After clicking on Create service, we need just a couple minutes of patience for the service to come up.

Once the service status is Running we can use our favourite tool to connect. If the chosen tool is psql, we can get the necessary command line, complete with connection details, by clicking on Quick connect. Otherwise, copy the Service URI, as highlighted, and use the tool of your choice.

Service overview page with Service URI highlighted

Insert the data

The cheatsheet includes a small JSON dataset (at the top left) that allows us to explore the functions. To start we need to execute that code to create a table called test containing a single record, with a serial number in id and a JSONB payload in the json_data column. The same JSON is shown below, so you can easily copy/paste it.

create table test(id serial, json_data jsonb); insert into test(json_data) values ( '{ "id": 778, "shop": "Luigis Pizza", "name": "Edward Olson", "phoneNumbers": ["(935)503-3765x4154","(935)12345"], "address": "Unit 9398 Box 2056\nDPO AP 24022", "image": null, "pizzas": [ { "pizzaName": "Salami", "additionalToppings": ["🥓", "🌶️"] }, { "pizzaName": "Margherita", "additionalToppings": ["🍌", "🌶️", "🍍"] } ] }');

Experience the JSONB functions

Now we're all set for success! Check out the cheatsheet, identify the problem to solve and copy/paste the relevant code.
For example, if you're looking to understand how to remove some fields from a JSON document, head to the Edit section, look for the Remove items in A example, copy and paste the code.

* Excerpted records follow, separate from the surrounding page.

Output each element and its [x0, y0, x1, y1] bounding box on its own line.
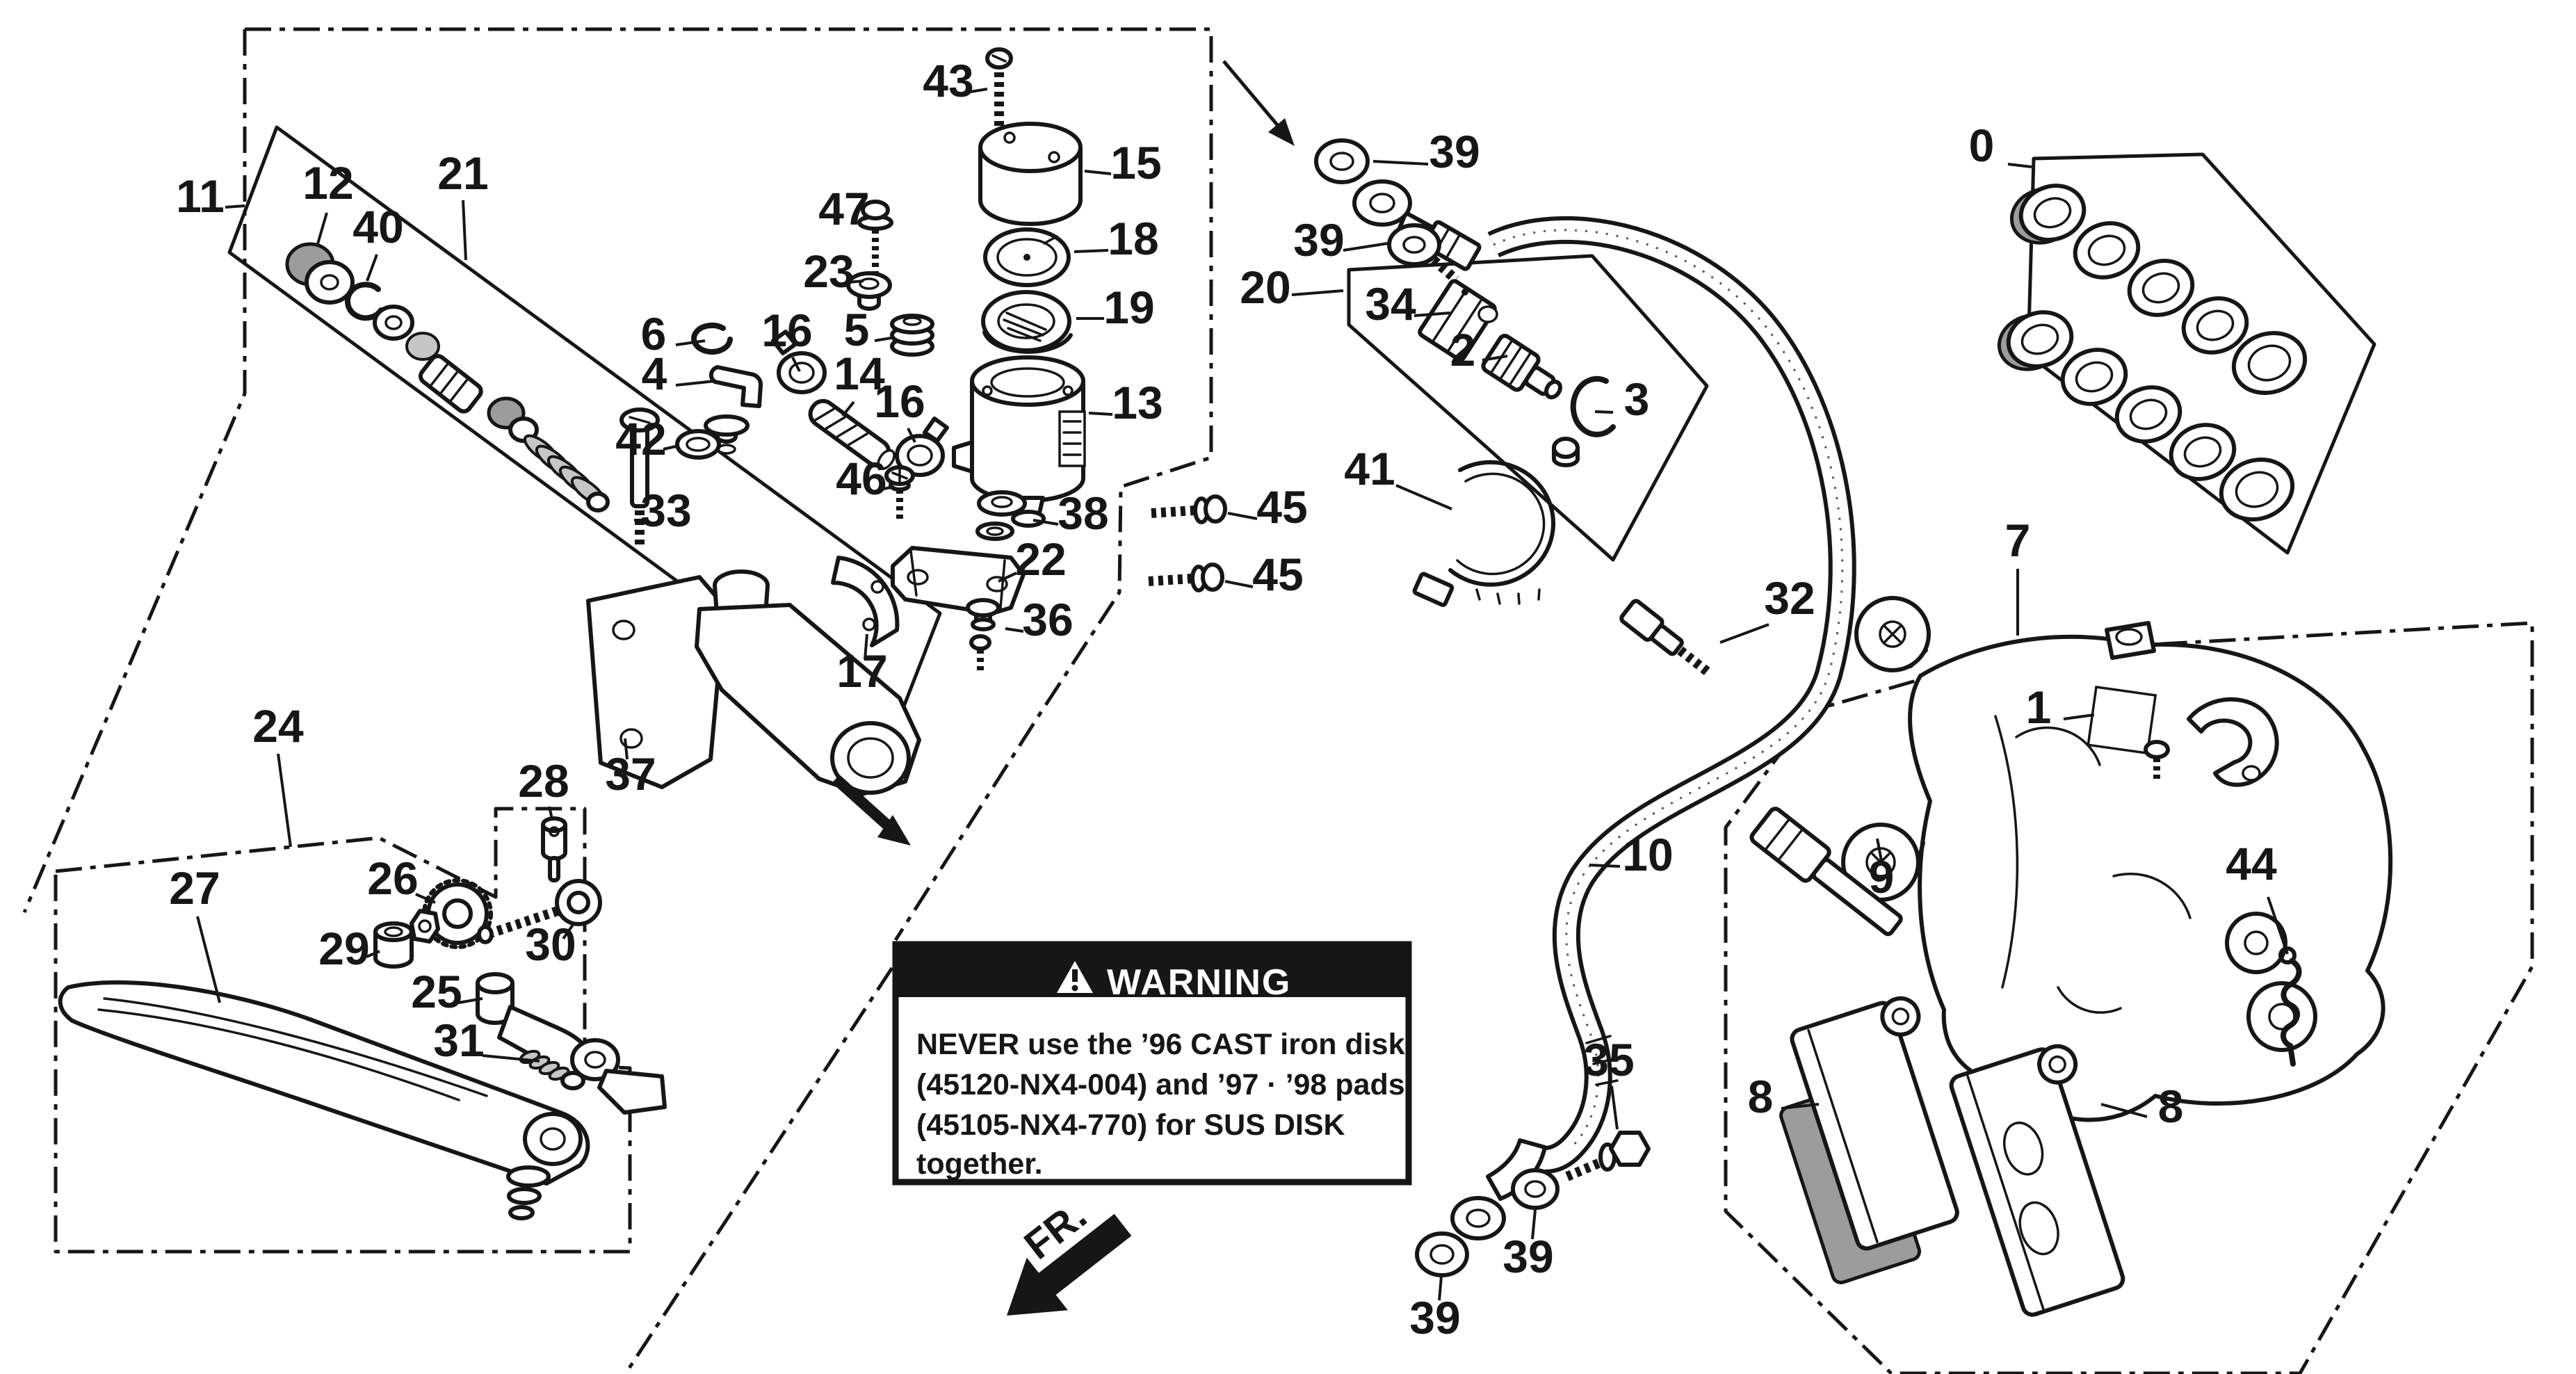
mount-grommet-36	[968, 600, 998, 670]
parts-diagram-page: WARNING NEVER use the ’96 CAST iron disk…	[0, 0, 2576, 1374]
master-piston	[418, 353, 484, 414]
part-label-47: 47	[818, 183, 869, 234]
reservoir-bracket-22	[893, 548, 1023, 613]
part-label-30: 30	[525, 919, 576, 970]
hose-pointer-line	[1224, 61, 1286, 136]
leader-line-45	[1225, 581, 1253, 587]
seal-kit-0	[1992, 178, 2312, 528]
mount-bolt-45a	[1151, 496, 1225, 522]
part-label-1: 1	[2026, 681, 2052, 733]
leader-line-21	[463, 200, 466, 260]
half-clamp-17	[833, 558, 897, 645]
leader-line-24	[278, 754, 291, 847]
part-label-6: 6	[641, 308, 667, 359]
part-label-46: 46	[836, 453, 886, 504]
part-label-23: 23	[803, 245, 854, 297]
part-label-26: 26	[367, 852, 418, 904]
part-label-3: 3	[1624, 373, 1650, 425]
part-label-24: 24	[252, 700, 304, 752]
leader-line-11	[225, 206, 245, 207]
mount-bolt-32	[1620, 599, 1717, 682]
part-label-2: 2	[1450, 324, 1476, 375]
part-label-8: 8	[2158, 1081, 2184, 1132]
part-label-39: 39	[1409, 1292, 1460, 1343]
leader-line-40	[367, 254, 377, 281]
leader-line-13	[1089, 413, 1112, 414]
valve-cap-3	[1554, 379, 1613, 465]
boundary-diagonal-to-fr	[626, 968, 892, 1373]
part-label-7: 7	[2005, 515, 2031, 566]
part-label-39: 39	[1429, 126, 1480, 177]
part-label-19: 19	[1103, 282, 1154, 333]
leader-line-4	[676, 381, 715, 385]
part-label-28: 28	[518, 755, 569, 807]
leader-line-6	[676, 341, 705, 345]
part-label-16: 16	[761, 305, 812, 356]
leader-line-41	[1396, 485, 1452, 509]
part-label-20: 20	[1240, 261, 1290, 313]
part-label-34: 34	[1365, 278, 1416, 330]
warning-line-3: (45105-NX4-770) for SUS DISK	[916, 1108, 1345, 1142]
banjo-eye	[1354, 181, 1410, 225]
o-ring-42	[677, 431, 719, 458]
bleed-valve-2	[1481, 334, 1569, 410]
pushrod-28	[543, 818, 565, 880]
piston-kit-parts-21	[287, 244, 608, 510]
snap-ring-6	[694, 325, 730, 352]
leader-line-39	[1343, 243, 1388, 250]
warning-line-1: NEVER use the ’96 CAST iron disk	[916, 1028, 1405, 1061]
reservoir-cap-15	[980, 124, 1080, 224]
leader-line-20	[1292, 291, 1343, 295]
part-label-13: 13	[1112, 377, 1163, 428]
part-label-32: 32	[1764, 572, 1815, 624]
part-label-37: 37	[605, 748, 656, 800]
part-label-11: 11	[176, 170, 225, 222]
exploded-parts-diagram: WARNING NEVER use the ’96 CAST iron disk…	[0, 0, 2576, 1374]
part-label-45: 45	[1252, 549, 1303, 600]
part-label-36: 36	[1022, 594, 1073, 645]
hose-clamp-41	[1413, 462, 1553, 606]
part-label-18: 18	[1108, 213, 1158, 264]
bushing-5	[892, 316, 932, 355]
part-label-39: 39	[1293, 214, 1344, 266]
part-label-41: 41	[1344, 443, 1395, 494]
part-label-9: 9	[1869, 851, 1895, 903]
leader-line-10	[1589, 865, 1620, 866]
part-label-10: 10	[1622, 829, 1673, 880]
mount-bolt-45b	[1149, 565, 1222, 590]
part-label-43: 43	[923, 55, 973, 106]
master-cylinder-body-17	[588, 558, 919, 846]
leader-line-45	[1228, 513, 1257, 519]
oil-washer-39c	[1513, 1170, 1557, 1208]
reservoir-diaphragm-19	[983, 292, 1071, 352]
part-label-42: 42	[615, 413, 666, 464]
part-label-40: 40	[353, 201, 403, 252]
oil-washer-39b	[1389, 225, 1439, 264]
part-label-33: 33	[640, 485, 691, 536]
leader-line-18	[1074, 250, 1108, 252]
part-label-31: 31	[433, 1015, 484, 1066]
reservoir-set-plate-18	[985, 229, 1069, 285]
leader-line-15	[1085, 171, 1111, 174]
part-label-38: 38	[1058, 487, 1108, 539]
part-label-0: 0	[1969, 120, 1995, 171]
part-label-12: 12	[302, 157, 353, 209]
part-label-15: 15	[1110, 137, 1161, 188]
part-label-45: 45	[1256, 481, 1307, 533]
part-label-44: 44	[2226, 838, 2277, 889]
hose-pointer-arrowhead-icon	[1268, 118, 1295, 146]
oil-washer-39d	[1417, 1234, 1467, 1275]
leader-line-0	[2008, 164, 2032, 167]
banjo-eye-lower	[1452, 1198, 1504, 1238]
oil-washer-39a	[1316, 140, 1368, 182]
part-label-29: 29	[318, 923, 369, 974]
boundary-master-cylinder-left-11	[24, 29, 245, 912]
leader-line-39	[1373, 161, 1428, 164]
part-label-16: 16	[874, 375, 925, 427]
leader-line-14	[843, 402, 854, 416]
part-label-39: 39	[1502, 1231, 1553, 1282]
part-label-21: 21	[437, 147, 488, 199]
leader-line-35	[1612, 1086, 1617, 1129]
part-label-35: 35	[1583, 1034, 1634, 1085]
part-label-22: 22	[1015, 533, 1066, 585]
warning-box: WARNING NEVER use the ’96 CAST iron disk…	[896, 944, 1409, 1182]
warning-line-2: (45120-NX4-004) and ’97 · ’98 pads	[916, 1068, 1405, 1101]
reservoir-screw-46	[886, 467, 913, 520]
warning-line-4: together.	[916, 1147, 1043, 1181]
leader-line-32	[1720, 624, 1769, 642]
caliper-body-7	[1843, 598, 2390, 1120]
leader-line-12	[317, 213, 327, 246]
warning-header: WARNING	[1107, 962, 1291, 1003]
brake-hose-10	[1493, 230, 1842, 1160]
leader-line-36	[1005, 629, 1023, 631]
part-label-17: 17	[836, 645, 887, 697]
part-label-8: 8	[1748, 1071, 1774, 1122]
pivot-bushing-29	[375, 923, 412, 967]
part-label-25: 25	[411, 966, 462, 1017]
leader-line-5	[875, 338, 891, 341]
part-label-27: 27	[169, 862, 220, 914]
fr-arrow: FR.	[970, 1178, 1144, 1342]
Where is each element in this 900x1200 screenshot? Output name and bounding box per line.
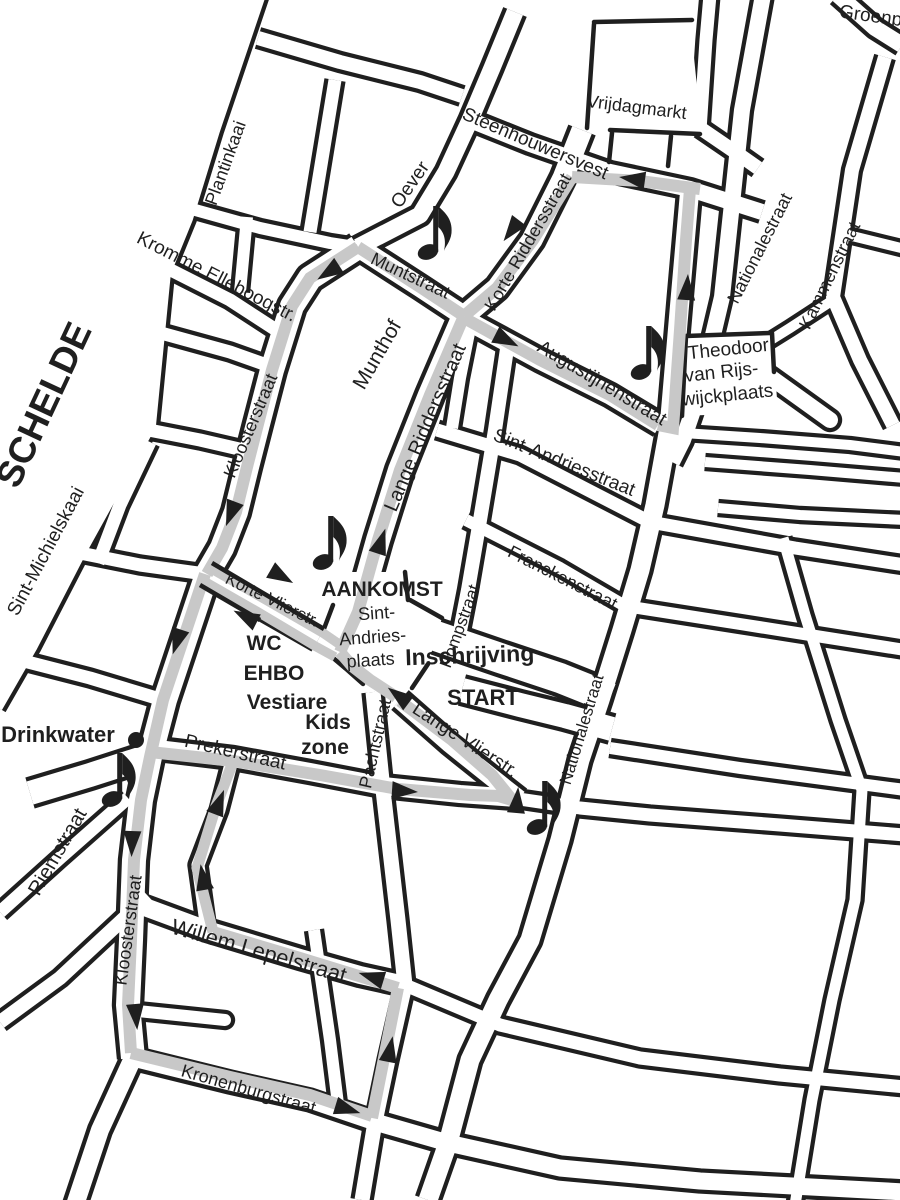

select json_data - ARRAY['pizzas','id'] as no_pizzas_and_id from test;

The result is the original JSON document without the pizzas and id columns

no_pizzas_and_id ---------------------------------------------------------------------------------------------------------------------------------------------------------------------- {"name": "Edward Olson", "shop": "Luigis Pizza", "image": null, "address": "Unit 9398 Box 2056\nDPO AP 24022", "phoneNumbers": ["(935)503-3765x4154", "(935)12345"]} (1 row)

A quick lookup for JSONB functions

Being a good SQL citizen doesn't mean needing to know all the PostgreSQL JSONB functions by heart. The PostgreSQL JSONB cheatsheet is a one pager that can help you quickly find the function you're looking for to solve your semi structured data problem.